JAKARTA – Politikus senior Partai Golkar, Adies Kadir, resmi mengundurkan diri dari keanggotaan partai setelah Komisi III DPR RI menyetujui pencalonannya sebagai hakim Mahkamah Konstitusi (MK) dari usulan lembaga parlemen.
Sekretaris Jenderal DPP Partai Golkar, M. Sarmuji, membenarkan keputusan tersebut kepada wartawan, Senin (26/1/2026). “Ya, Pak Adies mengundurkan diri sebagai kader Partai Golkar karena dicalonkan sebagai hakim MK,” ujarnya.

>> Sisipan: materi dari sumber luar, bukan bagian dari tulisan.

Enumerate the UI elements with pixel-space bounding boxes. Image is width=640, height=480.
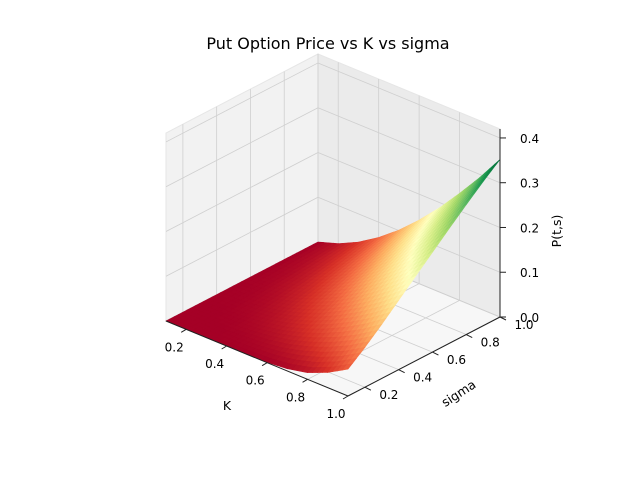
z-tick-label: 0.2 xyxy=(520,221,539,235)
z-tick-label: 0.3 xyxy=(520,177,539,191)
grid-line xyxy=(165,62,319,143)
grid-line xyxy=(317,62,501,139)
x-axis-line xyxy=(165,320,349,397)
y-axis-line xyxy=(347,316,501,397)
x-tick-label: 1.0 xyxy=(326,407,345,421)
y-tick-label: 0.6 xyxy=(447,353,466,367)
grid-line xyxy=(165,196,319,277)
y-tick-label: 1.0 xyxy=(514,318,533,332)
x-tick-mark xyxy=(302,378,308,383)
x-tick-mark xyxy=(342,395,349,400)
z-tick-label: 0.4 xyxy=(520,132,539,146)
y-tick-mark xyxy=(398,369,405,374)
axis-lines xyxy=(165,129,507,400)
y-tick-mark xyxy=(364,386,372,391)
surface-patch xyxy=(342,363,353,371)
y-tick-label: 0.2 xyxy=(379,388,398,402)
x-tick-label: 0.2 xyxy=(165,340,184,354)
y-tick-mark xyxy=(432,351,439,356)
x-tick-label: 0.6 xyxy=(246,374,265,388)
x-tick-mark xyxy=(261,362,268,367)
x-axis-label: K xyxy=(223,398,232,413)
y-tick-mark xyxy=(465,334,473,339)
grid-line xyxy=(317,107,501,184)
tick-labels: 0.20.40.60.81.00.20.40.60.81.00.00.10.20… xyxy=(165,132,539,421)
z-tick-label: 0.1 xyxy=(520,266,539,280)
x-tick-mark xyxy=(180,328,187,333)
x-tick-label: 0.4 xyxy=(205,357,224,371)
x-tick-label: 0.8 xyxy=(286,390,305,404)
grid-line xyxy=(165,107,319,188)
chart-title: Put Option Price vs K vs sigma xyxy=(206,34,449,53)
y-tick-label: 0.4 xyxy=(413,371,432,385)
grid-line xyxy=(317,152,501,228)
z-axis-label: P(t,s) xyxy=(549,215,564,248)
z-tick-label: 0.0 xyxy=(520,311,539,325)
x-tick-mark xyxy=(221,345,227,350)
grid-line xyxy=(165,152,319,232)
y-tick-label: 0.8 xyxy=(481,336,500,350)
surface-plot xyxy=(165,159,501,373)
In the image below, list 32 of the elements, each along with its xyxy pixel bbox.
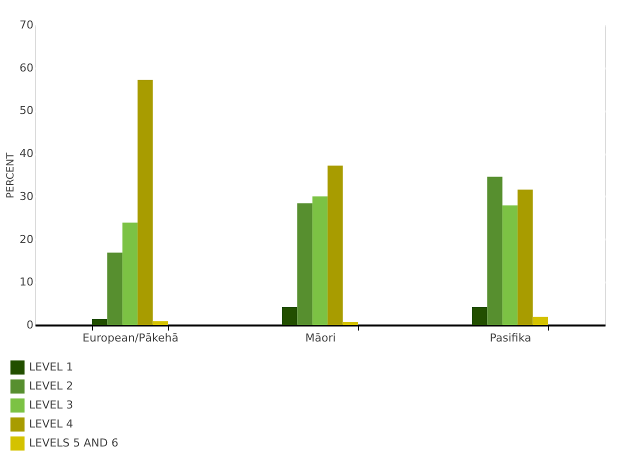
y-tick-label: 20 — [20, 232, 34, 246]
y-tick-label: 0 — [26, 318, 34, 332]
x-tick-label: Māori — [305, 332, 336, 344]
y-tick-label: 10 — [20, 276, 34, 289]
y-tick-label: 50 — [20, 104, 34, 118]
bar — [297, 203, 312, 325]
legend-label: LEVEL 2 — [29, 380, 74, 392]
bar — [472, 307, 488, 325]
bar — [342, 322, 358, 325]
bar — [532, 316, 548, 325]
bar — [92, 319, 108, 325]
y-axis-title: PERCENT — [6, 152, 17, 198]
bar — [282, 307, 298, 325]
y-tick-label: 40 — [20, 147, 34, 160]
legend-label: LEVEL 3 — [29, 398, 74, 412]
bar — [518, 190, 533, 325]
bar — [487, 176, 502, 325]
legend-label: LEVEL 1 — [29, 360, 74, 374]
y-tick-label: 60 — [20, 61, 34, 74]
legend-label: LEVELS 5 AND 6 — [29, 436, 118, 450]
bar — [122, 222, 138, 325]
legend-label: LEVEL 4 — [29, 418, 74, 430]
x-tick-label: Pasifika — [490, 332, 532, 344]
bar — [138, 80, 153, 325]
y-tick-label: 70 — [20, 18, 34, 32]
x-tick-label: European/Pākehā — [82, 332, 178, 344]
bar — [502, 205, 518, 325]
y-tick-label: 30 — [20, 190, 34, 203]
bar — [328, 166, 343, 325]
bar — [152, 321, 168, 325]
bar — [312, 196, 328, 325]
bar — [107, 252, 122, 325]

Sebelum mundur, Adies Kadir menempati posisi penting di internal partai dan lembaga legislatif. Ia menjabat sebagai Wakil Ketua Umum DPP Partai Golkar sekaligus Wakil Ketua DPR RI periode saat ini.

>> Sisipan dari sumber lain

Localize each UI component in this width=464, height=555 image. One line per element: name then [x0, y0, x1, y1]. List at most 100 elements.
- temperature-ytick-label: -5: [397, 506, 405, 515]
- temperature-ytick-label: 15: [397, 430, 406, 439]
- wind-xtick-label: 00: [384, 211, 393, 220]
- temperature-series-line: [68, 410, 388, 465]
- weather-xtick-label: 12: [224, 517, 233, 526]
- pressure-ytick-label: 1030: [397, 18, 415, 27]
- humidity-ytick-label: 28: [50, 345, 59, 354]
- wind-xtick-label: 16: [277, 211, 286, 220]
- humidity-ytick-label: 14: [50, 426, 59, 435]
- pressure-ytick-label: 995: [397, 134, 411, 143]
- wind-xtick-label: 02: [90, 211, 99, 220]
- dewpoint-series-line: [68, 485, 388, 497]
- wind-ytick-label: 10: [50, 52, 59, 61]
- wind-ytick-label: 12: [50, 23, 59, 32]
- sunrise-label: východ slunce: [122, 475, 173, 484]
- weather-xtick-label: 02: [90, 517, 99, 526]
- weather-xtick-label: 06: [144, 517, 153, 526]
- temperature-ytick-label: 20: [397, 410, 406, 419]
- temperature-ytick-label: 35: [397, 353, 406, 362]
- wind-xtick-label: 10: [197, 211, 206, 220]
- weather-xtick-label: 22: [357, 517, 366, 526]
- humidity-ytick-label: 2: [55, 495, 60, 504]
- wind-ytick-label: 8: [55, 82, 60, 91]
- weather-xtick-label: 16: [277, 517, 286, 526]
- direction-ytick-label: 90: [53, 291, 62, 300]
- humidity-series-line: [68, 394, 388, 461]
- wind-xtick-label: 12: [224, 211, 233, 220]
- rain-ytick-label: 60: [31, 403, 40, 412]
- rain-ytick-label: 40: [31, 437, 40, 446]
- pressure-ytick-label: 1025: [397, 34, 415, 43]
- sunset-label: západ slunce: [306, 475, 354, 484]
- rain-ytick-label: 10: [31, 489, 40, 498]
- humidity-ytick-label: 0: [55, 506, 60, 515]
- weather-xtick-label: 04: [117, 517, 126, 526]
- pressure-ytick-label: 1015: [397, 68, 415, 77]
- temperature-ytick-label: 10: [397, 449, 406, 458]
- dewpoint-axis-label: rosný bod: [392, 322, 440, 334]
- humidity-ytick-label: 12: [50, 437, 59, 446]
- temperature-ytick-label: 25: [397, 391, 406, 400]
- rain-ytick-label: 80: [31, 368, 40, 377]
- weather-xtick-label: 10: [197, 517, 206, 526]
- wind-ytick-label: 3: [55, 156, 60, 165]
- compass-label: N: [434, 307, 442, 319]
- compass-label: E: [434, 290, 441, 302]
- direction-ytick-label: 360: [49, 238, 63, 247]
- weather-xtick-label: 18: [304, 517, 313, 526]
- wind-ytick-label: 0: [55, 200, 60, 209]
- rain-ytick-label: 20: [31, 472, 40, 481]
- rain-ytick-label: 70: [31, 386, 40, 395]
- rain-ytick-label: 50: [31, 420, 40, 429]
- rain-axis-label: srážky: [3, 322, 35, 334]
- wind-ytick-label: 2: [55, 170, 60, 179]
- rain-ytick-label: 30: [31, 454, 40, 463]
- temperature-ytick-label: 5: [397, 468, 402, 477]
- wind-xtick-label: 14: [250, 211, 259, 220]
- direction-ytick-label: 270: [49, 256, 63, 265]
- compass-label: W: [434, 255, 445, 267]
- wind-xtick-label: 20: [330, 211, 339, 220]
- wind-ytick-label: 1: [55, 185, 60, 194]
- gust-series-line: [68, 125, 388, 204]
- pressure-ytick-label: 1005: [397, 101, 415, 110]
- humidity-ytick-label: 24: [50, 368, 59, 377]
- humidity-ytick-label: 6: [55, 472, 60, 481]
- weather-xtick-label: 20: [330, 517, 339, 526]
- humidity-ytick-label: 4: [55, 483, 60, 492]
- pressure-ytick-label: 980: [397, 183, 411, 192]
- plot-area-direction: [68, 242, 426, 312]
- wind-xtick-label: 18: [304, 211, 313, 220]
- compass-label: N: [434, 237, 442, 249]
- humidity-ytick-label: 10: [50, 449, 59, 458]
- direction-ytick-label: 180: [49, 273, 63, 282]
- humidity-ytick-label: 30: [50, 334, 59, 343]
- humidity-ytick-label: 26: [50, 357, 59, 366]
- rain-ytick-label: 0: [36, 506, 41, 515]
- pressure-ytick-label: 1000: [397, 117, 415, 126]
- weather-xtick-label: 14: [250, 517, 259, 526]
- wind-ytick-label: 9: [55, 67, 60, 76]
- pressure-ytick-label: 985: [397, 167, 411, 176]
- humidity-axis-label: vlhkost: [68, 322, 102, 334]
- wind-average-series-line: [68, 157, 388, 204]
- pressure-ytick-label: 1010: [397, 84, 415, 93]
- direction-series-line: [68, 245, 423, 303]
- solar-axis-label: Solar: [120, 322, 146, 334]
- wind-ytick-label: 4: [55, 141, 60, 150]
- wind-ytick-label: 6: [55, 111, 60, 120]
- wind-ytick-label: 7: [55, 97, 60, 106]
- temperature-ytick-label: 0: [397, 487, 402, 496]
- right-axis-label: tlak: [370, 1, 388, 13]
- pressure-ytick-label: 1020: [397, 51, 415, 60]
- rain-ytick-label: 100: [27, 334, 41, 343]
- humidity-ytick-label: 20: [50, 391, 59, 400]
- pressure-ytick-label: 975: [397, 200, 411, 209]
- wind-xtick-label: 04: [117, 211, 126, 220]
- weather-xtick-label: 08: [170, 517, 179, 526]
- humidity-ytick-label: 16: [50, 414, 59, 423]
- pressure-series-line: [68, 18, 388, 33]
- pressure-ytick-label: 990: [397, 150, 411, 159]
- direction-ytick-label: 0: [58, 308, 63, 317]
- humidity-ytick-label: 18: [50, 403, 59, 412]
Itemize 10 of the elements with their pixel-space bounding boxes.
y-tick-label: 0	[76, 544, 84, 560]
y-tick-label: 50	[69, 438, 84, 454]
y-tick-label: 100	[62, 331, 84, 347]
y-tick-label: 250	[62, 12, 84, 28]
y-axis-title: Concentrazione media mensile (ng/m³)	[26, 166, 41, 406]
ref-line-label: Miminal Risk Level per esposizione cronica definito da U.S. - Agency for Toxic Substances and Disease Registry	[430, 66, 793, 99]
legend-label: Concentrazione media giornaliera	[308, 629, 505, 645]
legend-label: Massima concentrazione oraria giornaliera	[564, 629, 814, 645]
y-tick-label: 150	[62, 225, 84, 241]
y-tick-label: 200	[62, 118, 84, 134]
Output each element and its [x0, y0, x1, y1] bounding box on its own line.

Keputusan mundur dari partai dianggap langkah yang wajar, mengingat jabatan hakim MK menuntut independensi dan netralitas politik. Langkah ini memastikan calon hakim bebas dari pengaruh partai dalam menjalankan tugas yudisialnya.
Meski demikian, Partai Golkar belum menentukan pengganti Adies Kadir di kursi Wakil Ketua DPR RI. Sarmuji, yang juga Ketua Fraksi Partai Golkar di DPR RI, menyatakan keputusan tersebut masih menunggu arahan dari pimpinan partai. “Belum, nanti kami menunggu keputusan DPP dan arahan Ketua Umum,” katanya.

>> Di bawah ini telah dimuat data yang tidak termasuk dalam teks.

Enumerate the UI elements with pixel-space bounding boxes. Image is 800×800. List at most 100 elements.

Persetujuan pencalonan Adies Kadir sebagai hakim MK diberikan Komisi III DPR RI melalui Rapat Dengar Pendapat Umum (RDPU) di Gedung Nusantara II, Kompleks Parlemen, Senayan, Jakarta.
“Komisi III DPR RI menyetujui Saudara Adies Kadir sebagai hakim konstitusi pada MK RI yang berasal dari usulan lembaga DPR RI,” kata Ketua Komisi III DPR RI, Habiburokman, saat rapat.
Dengan persetujuan ini, Adies Kadir memulai proses transisi dari dunia politik ke lembaga yudikatif tertinggi di Indonesia. Nama Adies selanjutnya akan melewati tahap verifikasi dan pengesahan sebelum resmi dilantik sebagai hakim MK.